India’s production of primary aluminium grew by 14.9% to 1,152,530t in the financial year ending Mar 2007 from 1,003,182t in the previous year, according to provisional figures from the country’s ministry of mines.
On an annualized basis production has been running at above 1.2 million tpy since December of last year.
The growth in the last 12-month period came primarily from Balco, which is jointly owned by the government and Vedanta Resources. Balco completed a major expansion of its Korba facility from 100,000tpy to 345,000tpy in the third quarter of last year. That was later than scheduled after the ramp-up of the new 250,000tpy smelter was thrown off course by a power outage in the second quarter.
Balco production has averaged around the 355,000tpy level since December and output of 314,267t in the Apr 06-Mar 07 period represented year-on-year growth of 71%.
Hindalco recorded group production growth of “just” 4.4% over the same period, producing 441,876t in the last financial year. (The ministry’s figures are slightly different from those reported by the company itself but they are within an acceptable margin of error.)
That, however, masks the fact that the company is still in the process of ramping up the expansion of its Hirakud smelter. The first phase expansion from 65,000tpy to 100,000tpy has been completed and the company is now progressing the second-phase lift to 143,000tpy with a target completion date at the end of calendar 2007.
At 39,379t in March itself, Hindalco group annualized production was a new record at 463,656t and we’d expect that figure to creep upwards over the coming months.
The small Malco plant, owned by Vedanta, is also seeing production creep. Its output rose by 2.6% year-on-year to 37,652t in the Apr 06-Mar 07 period.

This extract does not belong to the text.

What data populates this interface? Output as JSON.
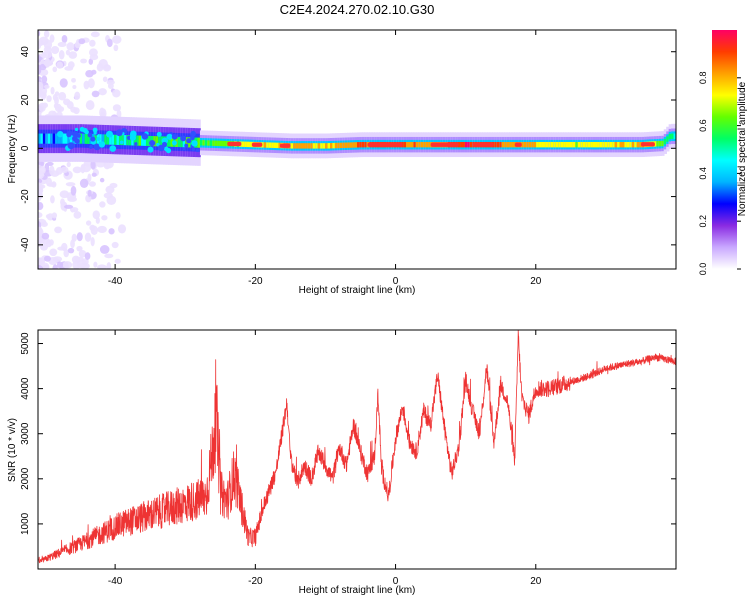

State-owned Nalco’s production was flat year-on-year at 358,735t but its Angul smelter will provide the next step-change in national production when it completes an expansion from the current 345,000tpy capacity to 460,000tpy, something that is targeted for end-2008.
Looking further forwards in time, there is a profusion of Indian smelter projects under development.
Vedanta’s 500,000tpy greenfield Jharsuguda project has passed its detailed engineering stage with initial construction work “in full swing”, the company said in its most recent quarterly update. Commissioning is scheduled for mid-2009.
Hindalco lists no fewer than three greenfield projects it is currently working on. Each would have a capacity of 325,000tpy. The first—Aditya—is penciled in for commissioning in 2011, the second—Mahan—for 2012 and the third—Lathehar—has no firm project timetable yet.